Surrounding the solid inner core is Earth's outer core - a 2,000-km-thick (1,242-mile) layer made primarily of liquid iron and nickel.
Differences in temperature, pressure, and composition in this layer create movements and whirlpools in the liquid metal, and together with Earth's spin, they generate electric currents, which in turn produce magnetic fields.
When the researchers examined satellite data from the outer core area in the northern hemisphere, they found strange 'lobes' of magnetic flux beneath Alaska and Siberia.
But the lobes weren't stuck in those positions - they're moving in the direction of the European continent, and the team says they're being pushed along by a jet stream of molten iron.

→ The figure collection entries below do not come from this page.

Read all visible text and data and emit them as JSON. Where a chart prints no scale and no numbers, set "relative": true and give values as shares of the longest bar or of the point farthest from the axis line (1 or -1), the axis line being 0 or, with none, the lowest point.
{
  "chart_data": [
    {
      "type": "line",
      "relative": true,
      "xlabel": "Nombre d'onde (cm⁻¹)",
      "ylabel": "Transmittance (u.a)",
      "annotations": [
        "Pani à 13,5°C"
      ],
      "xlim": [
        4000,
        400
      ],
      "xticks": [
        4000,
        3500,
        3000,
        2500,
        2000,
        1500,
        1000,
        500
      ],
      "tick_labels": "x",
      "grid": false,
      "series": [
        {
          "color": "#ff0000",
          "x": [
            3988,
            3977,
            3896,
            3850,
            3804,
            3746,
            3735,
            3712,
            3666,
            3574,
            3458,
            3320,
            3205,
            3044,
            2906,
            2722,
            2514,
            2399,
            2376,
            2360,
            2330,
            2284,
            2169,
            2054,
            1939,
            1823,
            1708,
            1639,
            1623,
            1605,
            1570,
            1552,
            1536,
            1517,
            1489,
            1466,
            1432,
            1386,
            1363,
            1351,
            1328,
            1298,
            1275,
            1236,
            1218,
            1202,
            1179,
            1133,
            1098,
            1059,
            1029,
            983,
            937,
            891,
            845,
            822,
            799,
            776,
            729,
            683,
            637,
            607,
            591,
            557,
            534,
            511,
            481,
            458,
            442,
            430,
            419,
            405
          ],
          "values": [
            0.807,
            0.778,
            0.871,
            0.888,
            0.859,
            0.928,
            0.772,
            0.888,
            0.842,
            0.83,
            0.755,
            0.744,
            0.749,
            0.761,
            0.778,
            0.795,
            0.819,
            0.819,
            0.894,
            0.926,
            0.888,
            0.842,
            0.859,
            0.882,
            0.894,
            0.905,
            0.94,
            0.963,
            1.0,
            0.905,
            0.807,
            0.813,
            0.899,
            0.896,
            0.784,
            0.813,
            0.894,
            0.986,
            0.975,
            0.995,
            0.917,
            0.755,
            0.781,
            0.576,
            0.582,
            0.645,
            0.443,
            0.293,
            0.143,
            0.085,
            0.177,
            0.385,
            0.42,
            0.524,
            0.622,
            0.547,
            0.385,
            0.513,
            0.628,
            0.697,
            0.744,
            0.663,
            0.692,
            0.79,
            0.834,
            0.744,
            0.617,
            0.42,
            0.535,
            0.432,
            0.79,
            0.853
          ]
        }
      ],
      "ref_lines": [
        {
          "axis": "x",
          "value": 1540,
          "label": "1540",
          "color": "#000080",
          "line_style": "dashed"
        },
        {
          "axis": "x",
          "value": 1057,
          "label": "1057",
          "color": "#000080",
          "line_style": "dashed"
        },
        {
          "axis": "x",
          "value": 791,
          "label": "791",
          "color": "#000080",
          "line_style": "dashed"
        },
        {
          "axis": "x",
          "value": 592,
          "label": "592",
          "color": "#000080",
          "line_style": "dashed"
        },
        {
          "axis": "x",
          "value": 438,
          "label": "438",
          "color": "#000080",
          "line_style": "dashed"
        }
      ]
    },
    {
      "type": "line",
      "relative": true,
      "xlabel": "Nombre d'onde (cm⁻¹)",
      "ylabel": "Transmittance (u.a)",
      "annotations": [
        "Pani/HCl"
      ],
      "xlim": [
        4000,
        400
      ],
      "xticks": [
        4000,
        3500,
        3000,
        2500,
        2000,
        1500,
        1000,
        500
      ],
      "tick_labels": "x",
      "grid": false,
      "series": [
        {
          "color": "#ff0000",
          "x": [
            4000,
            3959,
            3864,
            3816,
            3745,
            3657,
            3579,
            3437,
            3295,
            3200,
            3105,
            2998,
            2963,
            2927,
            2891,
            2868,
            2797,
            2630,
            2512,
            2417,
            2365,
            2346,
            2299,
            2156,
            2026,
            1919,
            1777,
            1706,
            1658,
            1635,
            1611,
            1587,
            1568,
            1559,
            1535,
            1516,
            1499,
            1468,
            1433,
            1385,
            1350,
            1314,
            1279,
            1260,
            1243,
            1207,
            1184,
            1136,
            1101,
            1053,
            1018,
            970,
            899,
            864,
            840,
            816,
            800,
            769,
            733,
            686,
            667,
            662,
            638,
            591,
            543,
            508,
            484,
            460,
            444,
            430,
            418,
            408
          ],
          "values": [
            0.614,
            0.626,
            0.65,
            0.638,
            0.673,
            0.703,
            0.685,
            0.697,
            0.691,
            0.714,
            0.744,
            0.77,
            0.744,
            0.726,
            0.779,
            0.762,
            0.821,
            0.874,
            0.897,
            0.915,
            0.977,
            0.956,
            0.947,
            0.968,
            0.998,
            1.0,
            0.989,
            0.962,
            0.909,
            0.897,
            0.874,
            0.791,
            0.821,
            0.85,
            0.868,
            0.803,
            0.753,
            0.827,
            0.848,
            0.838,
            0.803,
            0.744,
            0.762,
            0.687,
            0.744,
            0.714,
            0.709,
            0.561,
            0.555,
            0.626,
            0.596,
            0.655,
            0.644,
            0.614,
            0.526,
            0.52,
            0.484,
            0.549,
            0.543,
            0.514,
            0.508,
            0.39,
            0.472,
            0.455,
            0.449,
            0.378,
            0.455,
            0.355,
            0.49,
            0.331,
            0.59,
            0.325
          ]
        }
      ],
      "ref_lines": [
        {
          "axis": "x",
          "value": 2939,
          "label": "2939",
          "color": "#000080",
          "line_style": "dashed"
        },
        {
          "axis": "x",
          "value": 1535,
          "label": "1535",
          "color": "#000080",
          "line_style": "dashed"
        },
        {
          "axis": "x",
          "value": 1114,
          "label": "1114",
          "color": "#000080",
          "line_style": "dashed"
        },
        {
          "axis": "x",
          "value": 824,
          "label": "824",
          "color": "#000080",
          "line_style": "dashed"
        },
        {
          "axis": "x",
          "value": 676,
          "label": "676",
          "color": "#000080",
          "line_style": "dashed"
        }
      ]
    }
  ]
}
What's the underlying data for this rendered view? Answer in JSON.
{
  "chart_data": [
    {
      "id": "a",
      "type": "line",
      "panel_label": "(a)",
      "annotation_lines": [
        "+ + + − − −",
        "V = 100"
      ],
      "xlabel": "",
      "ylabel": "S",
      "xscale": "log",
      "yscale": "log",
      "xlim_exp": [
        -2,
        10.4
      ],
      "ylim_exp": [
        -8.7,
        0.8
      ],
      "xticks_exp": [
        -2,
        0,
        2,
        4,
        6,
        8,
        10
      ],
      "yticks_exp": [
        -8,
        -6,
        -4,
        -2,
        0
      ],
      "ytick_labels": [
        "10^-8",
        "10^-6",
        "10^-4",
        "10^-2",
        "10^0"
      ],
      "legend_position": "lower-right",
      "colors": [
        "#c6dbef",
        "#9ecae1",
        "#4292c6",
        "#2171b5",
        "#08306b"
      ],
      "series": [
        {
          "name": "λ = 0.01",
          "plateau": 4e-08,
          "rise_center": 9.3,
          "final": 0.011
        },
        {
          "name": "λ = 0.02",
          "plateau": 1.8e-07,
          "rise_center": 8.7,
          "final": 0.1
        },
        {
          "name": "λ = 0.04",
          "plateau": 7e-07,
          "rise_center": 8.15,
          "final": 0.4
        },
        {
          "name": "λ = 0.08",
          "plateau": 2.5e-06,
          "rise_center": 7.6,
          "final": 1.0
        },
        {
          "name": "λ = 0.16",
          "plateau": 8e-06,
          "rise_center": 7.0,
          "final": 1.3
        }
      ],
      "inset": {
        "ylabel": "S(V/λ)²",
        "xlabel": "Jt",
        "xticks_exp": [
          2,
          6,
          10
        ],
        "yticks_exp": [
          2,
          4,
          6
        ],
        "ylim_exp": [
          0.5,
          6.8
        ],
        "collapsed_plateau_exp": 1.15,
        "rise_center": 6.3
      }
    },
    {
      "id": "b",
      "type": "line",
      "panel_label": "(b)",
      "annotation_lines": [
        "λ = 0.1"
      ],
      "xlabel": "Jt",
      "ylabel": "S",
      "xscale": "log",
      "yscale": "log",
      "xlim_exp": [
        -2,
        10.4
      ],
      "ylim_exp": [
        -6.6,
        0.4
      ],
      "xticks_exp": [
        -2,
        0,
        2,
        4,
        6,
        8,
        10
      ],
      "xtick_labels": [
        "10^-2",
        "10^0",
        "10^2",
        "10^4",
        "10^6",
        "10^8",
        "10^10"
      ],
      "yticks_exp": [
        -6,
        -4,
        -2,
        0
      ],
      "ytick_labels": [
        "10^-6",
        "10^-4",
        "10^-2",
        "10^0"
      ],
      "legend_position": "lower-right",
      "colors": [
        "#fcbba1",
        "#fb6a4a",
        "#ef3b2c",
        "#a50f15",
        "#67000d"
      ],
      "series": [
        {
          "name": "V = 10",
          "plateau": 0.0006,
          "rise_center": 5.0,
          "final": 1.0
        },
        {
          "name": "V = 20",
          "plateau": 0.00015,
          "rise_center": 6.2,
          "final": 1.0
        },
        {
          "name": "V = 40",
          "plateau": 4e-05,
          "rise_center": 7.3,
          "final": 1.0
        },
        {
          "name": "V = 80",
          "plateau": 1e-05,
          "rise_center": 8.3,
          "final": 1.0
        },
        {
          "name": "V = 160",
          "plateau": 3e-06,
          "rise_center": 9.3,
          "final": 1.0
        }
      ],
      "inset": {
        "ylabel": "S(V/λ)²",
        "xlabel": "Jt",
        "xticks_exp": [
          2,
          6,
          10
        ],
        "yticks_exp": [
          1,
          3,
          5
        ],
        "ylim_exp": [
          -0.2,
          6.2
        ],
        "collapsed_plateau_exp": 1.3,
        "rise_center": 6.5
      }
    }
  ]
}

"Because their motion could originate only from the physical movement of molten iron, the lobes served as markers, allowing the researchers to track the flow of iron," Andy Coghlan reports for New Scientist.
The team found that this jet stream has accelerated in speed since 2000, and is now pushing the lobes under Alaska and Siberia at a rate three times faster than typical outer core speeds, and hundreds of thousands of times faster than the speed of Earth's tectonic plates.
"This jet of liquid iron is moving at about 50 kilometres per year," Finlay told at BBC News.
"That might not sound like a lot to you on Earth's surface, but you have to remember this a very dense liquid metal and it takes a huge amount of energy to move this thing around, and that's probably the fastest motion we have anywhere within the solid Earth."
At this stage, it's not clear why the jet stream is accelerating, but the researchers suspect it's a natural part of Earth's inner cycle that's been going on for billions of years.
If we can figure out where in the cycle we're at right now, we could predict how Earth's magnetic field will change over time - including how it might reverse in the coming centuries.
As New Scientist explains, since Earth's magnetic field seems to have been weakening at a rate of about 5 percent per century, the magnetic field is expected to flip, at which point the magnetic north and south poles will trade places.
"Further surprises are likely," ESA's Swarm mission manager, Rune Floberghagen, said in a press statement.
"The magnetic field is forever changing, and this could even make the jet stream switch direction."
The study has been published in Nature Geoscience.